Rosa instantly shot up and saw Master Roger Davies resting against the corner. 

“I thought it would be you, but wanted to make sure.  I had a free period and I thought I’d wait in case McGonagall called you in.”

“Yes, well,” Rosa was at a loss for words.  “It seems all my hard work paid off in a roundabout way.  I would have liked to have been made prefect outright, but beggars can’t be choosers.”

“No,” he said, coming up to her.  “I suppose they can’t.”

He was impossibly tall and she looked into his shockingly blue eyes.  She cleared her suddenly dry throat.

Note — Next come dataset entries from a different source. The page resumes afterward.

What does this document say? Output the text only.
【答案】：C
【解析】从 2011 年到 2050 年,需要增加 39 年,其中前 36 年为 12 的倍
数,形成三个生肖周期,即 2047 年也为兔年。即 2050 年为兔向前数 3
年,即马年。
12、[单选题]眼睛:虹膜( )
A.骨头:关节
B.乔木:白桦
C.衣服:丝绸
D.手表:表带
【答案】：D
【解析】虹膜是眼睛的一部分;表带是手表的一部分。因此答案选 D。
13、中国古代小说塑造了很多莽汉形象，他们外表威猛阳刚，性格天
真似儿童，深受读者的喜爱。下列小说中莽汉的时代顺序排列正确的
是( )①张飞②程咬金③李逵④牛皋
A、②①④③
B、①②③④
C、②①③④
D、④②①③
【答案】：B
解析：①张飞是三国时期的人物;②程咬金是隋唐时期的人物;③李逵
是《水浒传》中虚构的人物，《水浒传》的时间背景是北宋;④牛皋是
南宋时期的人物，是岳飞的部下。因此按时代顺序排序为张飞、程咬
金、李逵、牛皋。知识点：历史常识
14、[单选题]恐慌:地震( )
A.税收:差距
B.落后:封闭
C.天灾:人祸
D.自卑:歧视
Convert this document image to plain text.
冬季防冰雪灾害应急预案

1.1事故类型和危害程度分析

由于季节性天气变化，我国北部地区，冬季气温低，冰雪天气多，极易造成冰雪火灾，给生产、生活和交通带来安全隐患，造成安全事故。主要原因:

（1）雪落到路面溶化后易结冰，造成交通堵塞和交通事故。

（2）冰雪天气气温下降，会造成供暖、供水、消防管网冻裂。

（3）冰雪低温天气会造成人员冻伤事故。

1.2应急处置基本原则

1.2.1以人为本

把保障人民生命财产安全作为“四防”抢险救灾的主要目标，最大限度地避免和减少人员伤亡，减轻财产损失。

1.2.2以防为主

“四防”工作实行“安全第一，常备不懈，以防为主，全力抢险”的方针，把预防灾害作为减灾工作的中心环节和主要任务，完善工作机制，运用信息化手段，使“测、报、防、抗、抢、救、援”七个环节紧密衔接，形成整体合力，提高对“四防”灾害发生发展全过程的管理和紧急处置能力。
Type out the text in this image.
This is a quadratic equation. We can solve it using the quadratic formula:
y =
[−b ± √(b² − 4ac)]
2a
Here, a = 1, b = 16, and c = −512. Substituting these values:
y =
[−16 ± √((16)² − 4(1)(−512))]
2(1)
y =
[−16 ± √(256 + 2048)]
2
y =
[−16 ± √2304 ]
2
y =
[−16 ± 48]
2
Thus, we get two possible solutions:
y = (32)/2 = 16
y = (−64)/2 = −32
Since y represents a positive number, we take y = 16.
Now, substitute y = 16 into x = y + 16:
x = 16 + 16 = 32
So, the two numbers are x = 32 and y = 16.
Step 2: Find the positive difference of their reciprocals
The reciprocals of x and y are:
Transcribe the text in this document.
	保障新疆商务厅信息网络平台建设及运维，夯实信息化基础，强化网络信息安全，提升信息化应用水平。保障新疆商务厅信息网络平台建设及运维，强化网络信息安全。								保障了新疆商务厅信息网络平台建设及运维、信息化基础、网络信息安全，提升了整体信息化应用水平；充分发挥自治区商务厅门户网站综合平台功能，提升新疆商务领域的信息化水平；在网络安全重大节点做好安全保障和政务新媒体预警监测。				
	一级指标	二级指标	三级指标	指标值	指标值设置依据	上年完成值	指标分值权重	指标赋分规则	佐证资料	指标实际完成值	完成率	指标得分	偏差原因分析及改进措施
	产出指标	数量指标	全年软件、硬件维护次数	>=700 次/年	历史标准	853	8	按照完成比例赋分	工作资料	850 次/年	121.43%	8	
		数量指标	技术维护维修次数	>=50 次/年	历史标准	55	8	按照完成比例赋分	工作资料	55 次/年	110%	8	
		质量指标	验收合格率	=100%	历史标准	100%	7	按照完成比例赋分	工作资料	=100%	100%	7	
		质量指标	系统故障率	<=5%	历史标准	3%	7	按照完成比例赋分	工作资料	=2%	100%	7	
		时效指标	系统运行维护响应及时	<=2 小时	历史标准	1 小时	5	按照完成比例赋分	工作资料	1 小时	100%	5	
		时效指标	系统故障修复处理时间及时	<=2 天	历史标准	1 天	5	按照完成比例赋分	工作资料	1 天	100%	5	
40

“Do I have rounds tonight?”

“Morven and I thought we’d be nice and give you a few days to settle in.  It’s typical for prefects of the same house to have rounds together, so you’ll be with Dean Thomas.  Do you know him well?”

“In passing,” she admitted.  “I believe he likes to sketch.”  She rather liked his drawings, whenever she saw them.

Roger hummed.  “Anyway, if you’re free tonight, I can give you a crash course.  Nothing too serious.  It’s all pretty self-explanatory.  It should only take an hour.”

“Yes,” she tried not to mumble.  “Of course.  I have nothing pressing.”

“Eight o’clock.  Sharp.  In the library.  I’ll find a table far enough away from Madam Pince so we can talk a bit.”  He took her hand and she lost her breath.  He lifted it to beneath his lips, letting it hover an inch beneath them, and then let it go.  “Miss Rosa.”

“Master Roger,” he whispered back.

Then he was gone.  She slumped against the wall again with a silly smile on her face.